Last year our marketing team was still really small so I was taking on a lot of different things. During the game days my job shifts a lot. I like to be there in the crowd engaging and interacting with our local community and making sure that they’re [having fun]. And it’s great ’cause they’re awesome people. We know all the regulars. They know us because our team was four people last year, so it’s really great to have that rapport. When I saw Hydration Man in the audience for the first time, I snagged him and I talked to him there, and that really helps establish that first relationship and be like “Hey, you seem super great and you’re a huge fan of the LA Gladiators. Why don’t you join this forum and we can pull you into our community?”
That’s what I like to do during the games, and then after the games we have interviews and media. I coordinate clearance for that as well.
It’s neat that you engage with fans of the team in the audience at Blizzard Arena.
Yeah. This year we also recently hired someone, an events manager, so I think she’ll be a really big part of that, helping us fill up that local audience and engaging with the audience, which is super exciting for me. I’ll still try my best to be out there, but it’s great that I don’t have to wear so many hats, ’cause there’s been times where I’m trying to do something and then people are texting me like “Joy, you have to go pick up [the team’s] props that they have from their walk-in,” and I’m like, “Oh no, and I sprint up to the front and grab their props as they come by.” It’s a lot of hats.
Do you think it’s important for women to be involved in all aspects of esports?

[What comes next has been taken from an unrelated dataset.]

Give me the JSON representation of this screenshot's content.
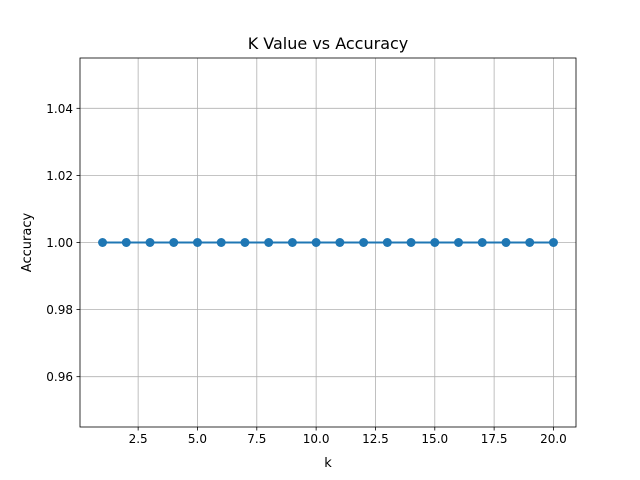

I think it’s super important. I don’t have the exact stats on the Overwatch League audience and how it’s split in terms of gender, but this fan base is already more diverse than that of traditional sports. I think the industry should reflect that as well. I think Nascar has the most female fans, then the NFL and NBA. But Overwatch League, if you’ve ever been to the arena, there’s a ton of diversity across fans—across race, age, gender. It’s really awesome. Part of that is because Blizzard’s done a really good job with Overwatch as a game and making it very diverse across representation.
It’s important for women to be involved in all aspects of esports. It’s super great that we have Susie [Kim, London Spitfire’s general manager] and and Kate [Mitchell, Washington Justice’s general manager], who are GMs in the Overwatch League. Things like this series that you’re doing help shed light on people behind-the-scenes, because there are so many other women who are aspiring to be in esports—like in the Women of Esports server. There are so many more opportunities besides just the visible ones that we have. There’s behind-the-scenes, like production, partnerships, and graphic design. Showing off this back-end stuff and being like, “Hey, these are other opportunities out there,” is really good for encouraging people.

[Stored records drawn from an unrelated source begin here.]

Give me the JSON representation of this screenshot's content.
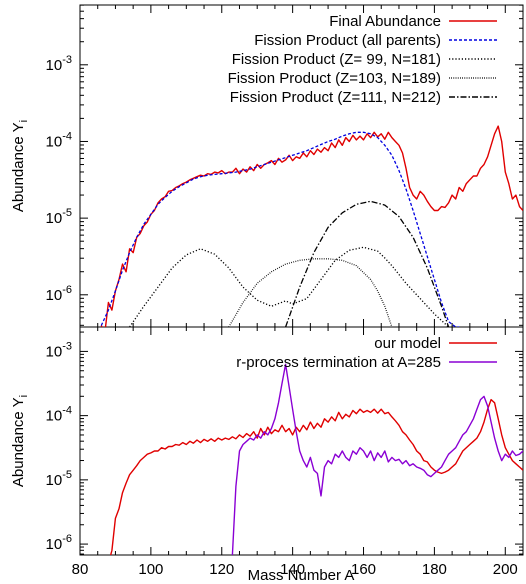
{
  "chart_data": [
    {
      "type": "line",
      "panel": "top",
      "ylabel": "Abundance Y",
      "ylabel_sub": "i",
      "xlim": [
        80,
        205
      ],
      "ylim_log10": [
        -6.42,
        -2.22
      ],
      "yscale": "log",
      "y_tick_exponents": [
        "-6",
        "-5",
        "-4",
        "-3"
      ],
      "y_tick_values": [
        -6,
        -5,
        -4,
        -3
      ],
      "y_tick_base": "10",
      "legend_position": "top-right",
      "series": [
        {
          "name": "Final Abundance",
          "color": "#e00000",
          "dash": "solid",
          "x": [
            86,
            87,
            88,
            89,
            90,
            91,
            92,
            93,
            94,
            95,
            96,
            97,
            98,
            99,
            100,
            101,
            102,
            103,
            104,
            105,
            106,
            107,
            108,
            109,
            110,
            111,
            112,
            113,
            114,
            115,
            116,
            117,
            118,
            119,
            120,
            121,
            122,
            123,
            124,
            125,
            126,
            127,
            128,
            129,
            130,
            131,
            132,
            133,
            134,
            135,
            136,
            137,
            138,
            139,
            140,
            141,
            142,
            143,
            144,
            145,
            146,
            147,
            148,
            149,
            150,
            151,
            152,
            153,
            154,
            155,
            156,
            157,
            158,
            159,
            160,
            161,
            162,
            163,
            164,
            165,
            166,
            167,
            168,
            169,
            170,
            171,
            172,
            173,
            174,
            175,
            176,
            177,
            178,
            179,
            180,
            181,
            182,
            183,
            184,
            185,
            186,
            187,
            188,
            189,
            190,
            191,
            192,
            193,
            194,
            195,
            196,
            197,
            198,
            199,
            200,
            201,
            202,
            203,
            204,
            205
          ],
          "log10y": [
            -6.4,
            -6.5,
            -6.1,
            -6.2,
            -5.95,
            -5.8,
            -5.6,
            -5.7,
            -5.4,
            -5.45,
            -5.25,
            -5.2,
            -5.1,
            -5.05,
            -4.95,
            -4.9,
            -4.8,
            -4.75,
            -4.72,
            -4.65,
            -4.64,
            -4.6,
            -4.58,
            -4.55,
            -4.53,
            -4.5,
            -4.48,
            -4.46,
            -4.44,
            -4.45,
            -4.42,
            -4.43,
            -4.4,
            -4.41,
            -4.38,
            -4.42,
            -4.4,
            -4.4,
            -4.35,
            -4.42,
            -4.36,
            -4.4,
            -4.33,
            -4.38,
            -4.3,
            -4.35,
            -4.3,
            -4.28,
            -4.25,
            -4.3,
            -4.22,
            -4.27,
            -4.24,
            -4.18,
            -4.25,
            -4.2,
            -4.22,
            -4.15,
            -4.2,
            -4.12,
            -4.17,
            -4.1,
            -4.14,
            -4.08,
            -4.12,
            -4.02,
            -4.08,
            -3.98,
            -4.05,
            -3.95,
            -4.0,
            -3.92,
            -3.98,
            -3.93,
            -3.98,
            -3.9,
            -3.95,
            -3.88,
            -3.94,
            -3.9,
            -3.97,
            -3.88,
            -3.95,
            -4.0,
            -4.05,
            -4.15,
            -4.35,
            -4.6,
            -4.7,
            -4.75,
            -4.65,
            -4.7,
            -4.78,
            -4.85,
            -4.9,
            -4.9,
            -4.85,
            -4.86,
            -4.8,
            -4.7,
            -4.75,
            -4.6,
            -4.65,
            -4.55,
            -4.5,
            -4.45,
            -4.45,
            -4.35,
            -4.3,
            -4.2,
            -4.05,
            -3.9,
            -3.8,
            -4.0,
            -4.4,
            -4.55,
            -4.75,
            -4.7,
            -4.85,
            -4.9
          ]
        },
        {
          "name": "Fission Product (all parents)",
          "color": "#0000e0",
          "dash": "3,2",
          "x": [
            86,
            88,
            90,
            92,
            94,
            96,
            98,
            100,
            102,
            104,
            106,
            108,
            110,
            112,
            114,
            116,
            118,
            120,
            122,
            124,
            126,
            128,
            130,
            132,
            134,
            136,
            138,
            140,
            142,
            144,
            146,
            148,
            150,
            152,
            154,
            156,
            158,
            160,
            162,
            164,
            166,
            168,
            170,
            172,
            174,
            176,
            178,
            180,
            182,
            184,
            186,
            187
          ],
          "log10y": [
            -6.4,
            -6.2,
            -5.95,
            -5.68,
            -5.45,
            -5.25,
            -5.08,
            -4.95,
            -4.82,
            -4.73,
            -4.65,
            -4.59,
            -4.54,
            -4.49,
            -4.46,
            -4.44,
            -4.43,
            -4.42,
            -4.41,
            -4.4,
            -4.38,
            -4.36,
            -4.33,
            -4.3,
            -4.27,
            -4.24,
            -4.21,
            -4.18,
            -4.15,
            -4.12,
            -4.08,
            -4.04,
            -4.0,
            -3.97,
            -3.93,
            -3.9,
            -3.88,
            -3.88,
            -3.9,
            -3.95,
            -4.05,
            -4.18,
            -4.38,
            -4.62,
            -4.9,
            -5.2,
            -5.5,
            -5.8,
            -6.1,
            -6.35,
            -6.42,
            -6.42
          ]
        },
        {
          "name": "Fission Product (Z=  99, N=181)",
          "color": "#000000",
          "dash": "1.2,2",
          "x": [
            94,
            98,
            102,
            106,
            110,
            114,
            118,
            122,
            126,
            130,
            134,
            138,
            140,
            144,
            148,
            152,
            156,
            160,
            164,
            166,
            168,
            172,
            176,
            180,
            184
          ],
          "log10y": [
            -6.42,
            -6.15,
            -5.9,
            -5.65,
            -5.48,
            -5.4,
            -5.47,
            -5.65,
            -5.9,
            -6.07,
            -6.15,
            -6.08,
            -6.12,
            -6.05,
            -5.8,
            -5.55,
            -5.42,
            -5.38,
            -5.43,
            -5.52,
            -5.62,
            -5.85,
            -6.05,
            -6.25,
            -6.42
          ]
        },
        {
          "name": "Fission Product (Z=103, N=189)",
          "color": "#000000",
          "dash": "0.8,1.4",
          "x": [
            122,
            126,
            130,
            134,
            138,
            142,
            146,
            150,
            154,
            158,
            162,
            164,
            166,
            168
          ],
          "log10y": [
            -6.42,
            -6.1,
            -5.85,
            -5.7,
            -5.6,
            -5.55,
            -5.53,
            -5.53,
            -5.55,
            -5.62,
            -5.8,
            -5.95,
            -6.15,
            -6.42
          ]
        },
        {
          "name": "Fission Product (Z=111, N=212)",
          "color": "#000000",
          "dash": "6,2,1.5,2",
          "x": [
            138,
            142,
            146,
            150,
            154,
            158,
            162,
            166,
            170,
            174,
            178,
            182,
            184
          ],
          "log10y": [
            -6.42,
            -5.9,
            -5.45,
            -5.12,
            -4.93,
            -4.82,
            -4.78,
            -4.83,
            -4.98,
            -5.25,
            -5.65,
            -6.15,
            -6.42
          ]
        }
      ]
    },
    {
      "type": "line",
      "panel": "bottom",
      "xlabel": "Mass Number A",
      "ylabel": "Abundance Y",
      "ylabel_sub": "i",
      "xlim": [
        80,
        205
      ],
      "ylim_log10": [
        -6.17,
        -2.62
      ],
      "yscale": "log",
      "x_ticks": [
        "80",
        "100",
        "120",
        "140",
        "160",
        "180",
        "200"
      ],
      "x_tick_values": [
        80,
        100,
        120,
        140,
        160,
        180,
        200
      ],
      "y_tick_exponents": [
        "-6",
        "-5",
        "-4",
        "-3"
      ],
      "y_tick_values": [
        -6,
        -5,
        -4,
        -3
      ],
      "y_tick_base": "10",
      "legend_position": "top-right",
      "series": [
        {
          "name": "our model",
          "color": "#e00000",
          "dash": "solid",
          "x": [
            88,
            89,
            90,
            91,
            92,
            93,
            94,
            95,
            96,
            97,
            98,
            99,
            100,
            101,
            102,
            103,
            104,
            105,
            106,
            107,
            108,
            109,
            110,
            111,
            112,
            113,
            114,
            115,
            116,
            117,
            118,
            119,
            120,
            121,
            122,
            123,
            124,
            125,
            126,
            127,
            128,
            129,
            130,
            131,
            132,
            133,
            134,
            135,
            136,
            137,
            138,
            139,
            140,
            141,
            142,
            143,
            144,
            145,
            146,
            147,
            148,
            149,
            150,
            151,
            152,
            153,
            154,
            155,
            156,
            157,
            158,
            159,
            160,
            161,
            162,
            163,
            164,
            165,
            166,
            167,
            168,
            169,
            170,
            171,
            172,
            173,
            174,
            175,
            176,
            177,
            178,
            179,
            180,
            181,
            182,
            183,
            184,
            185,
            186,
            187,
            188,
            189,
            190,
            191,
            192,
            193,
            194,
            195,
            196,
            197,
            198,
            199,
            200,
            201,
            202,
            203,
            204,
            205
          ],
          "log10y": [
            -6.3,
            -6.1,
            -5.6,
            -5.45,
            -5.2,
            -5.05,
            -4.92,
            -4.85,
            -4.78,
            -4.7,
            -4.65,
            -4.6,
            -4.58,
            -4.55,
            -4.55,
            -4.5,
            -4.52,
            -4.48,
            -4.48,
            -4.45,
            -4.46,
            -4.42,
            -4.45,
            -4.4,
            -4.43,
            -4.38,
            -4.42,
            -4.37,
            -4.4,
            -4.36,
            -4.4,
            -4.35,
            -4.38,
            -4.35,
            -4.37,
            -4.33,
            -4.36,
            -4.3,
            -4.34,
            -4.28,
            -4.32,
            -4.25,
            -4.35,
            -4.2,
            -4.3,
            -4.18,
            -4.28,
            -4.22,
            -4.25,
            -4.15,
            -4.25,
            -4.2,
            -4.3,
            -4.18,
            -4.25,
            -4.15,
            -4.22,
            -4.1,
            -4.2,
            -4.12,
            -4.18,
            -4.05,
            -4.1,
            -4.02,
            -4.08,
            -3.95,
            -4.05,
            -3.98,
            -4.02,
            -3.92,
            -3.97,
            -3.9,
            -3.95,
            -3.92,
            -3.95,
            -3.9,
            -3.96,
            -3.9,
            -3.97,
            -3.95,
            -4.02,
            -4.08,
            -4.15,
            -4.25,
            -4.3,
            -4.38,
            -4.45,
            -4.55,
            -4.6,
            -4.7,
            -4.72,
            -4.8,
            -4.85,
            -4.88,
            -4.9,
            -4.88,
            -4.85,
            -4.8,
            -4.75,
            -4.65,
            -4.55,
            -4.5,
            -4.45,
            -4.4,
            -4.35,
            -4.25,
            -4.1,
            -3.9,
            -3.75,
            -3.8,
            -4.05,
            -4.3,
            -4.5,
            -4.6,
            -4.7,
            -4.75,
            -4.8,
            -4.85
          ]
        },
        {
          "name": "r-process termination at A=285",
          "color": "#8a00d4",
          "dash": "solid",
          "x": [
            123,
            124,
            125,
            126,
            127,
            128,
            129,
            130,
            131,
            132,
            133,
            134,
            135,
            136,
            137,
            138,
            139,
            140,
            141,
            142,
            143,
            144,
            145,
            146,
            147,
            148,
            149,
            150,
            151,
            152,
            153,
            154,
            155,
            156,
            157,
            158,
            159,
            160,
            161,
            162,
            163,
            164,
            165,
            166,
            167,
            168,
            169,
            170,
            171,
            172,
            173,
            174,
            175,
            176,
            177,
            178,
            179,
            180,
            181,
            182,
            183,
            184,
            185,
            186,
            187,
            188,
            189,
            190,
            191,
            192,
            193,
            194,
            195,
            196,
            197,
            198,
            199,
            200,
            201,
            202,
            203,
            204,
            205
          ],
          "log10y": [
            -6.17,
            -5.1,
            -4.55,
            -4.45,
            -4.4,
            -4.35,
            -4.38,
            -4.3,
            -4.35,
            -4.25,
            -4.3,
            -4.2,
            -4.05,
            -3.8,
            -3.5,
            -3.2,
            -3.55,
            -3.9,
            -4.25,
            -4.55,
            -4.7,
            -4.8,
            -4.65,
            -4.85,
            -4.9,
            -5.25,
            -4.8,
            -4.7,
            -4.75,
            -4.6,
            -4.65,
            -4.55,
            -4.65,
            -4.7,
            -4.55,
            -4.6,
            -4.5,
            -4.55,
            -4.65,
            -4.55,
            -4.7,
            -4.58,
            -4.65,
            -4.55,
            -4.72,
            -4.65,
            -4.7,
            -4.68,
            -4.75,
            -4.7,
            -4.78,
            -4.75,
            -4.8,
            -4.82,
            -4.85,
            -4.92,
            -4.95,
            -4.9,
            -4.85,
            -4.8,
            -4.7,
            -4.6,
            -4.55,
            -4.5,
            -4.4,
            -4.3,
            -4.25,
            -4.15,
            -4.05,
            -3.9,
            -3.75,
            -3.7,
            -3.85,
            -4.1,
            -4.35,
            -4.55,
            -4.7,
            -4.6,
            -4.65,
            -4.55,
            -4.62,
            -4.6,
            -4.55
          ]
        }
      ]
    }
  ]
}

There’s a lot of focus on the lack of female pros.
And with female pros, yeah—we have one now. They’re working at it, I think. As it grows, we’ll see how the rate of gender disparity changes.
It’s the kind of thing where as more women get involved, it’s a visible thing—like, you could be a pro, too.
Yeah, I do appreciate that. I think the difference in esports versus traditional sports is that—I don’t know the official rules of the NBA—I feel like women can’t be in the NBA, because there’s the WNBA. There’s no rules against that in esports. There’s no limitations on that. If you’re good enough, you’re good enough.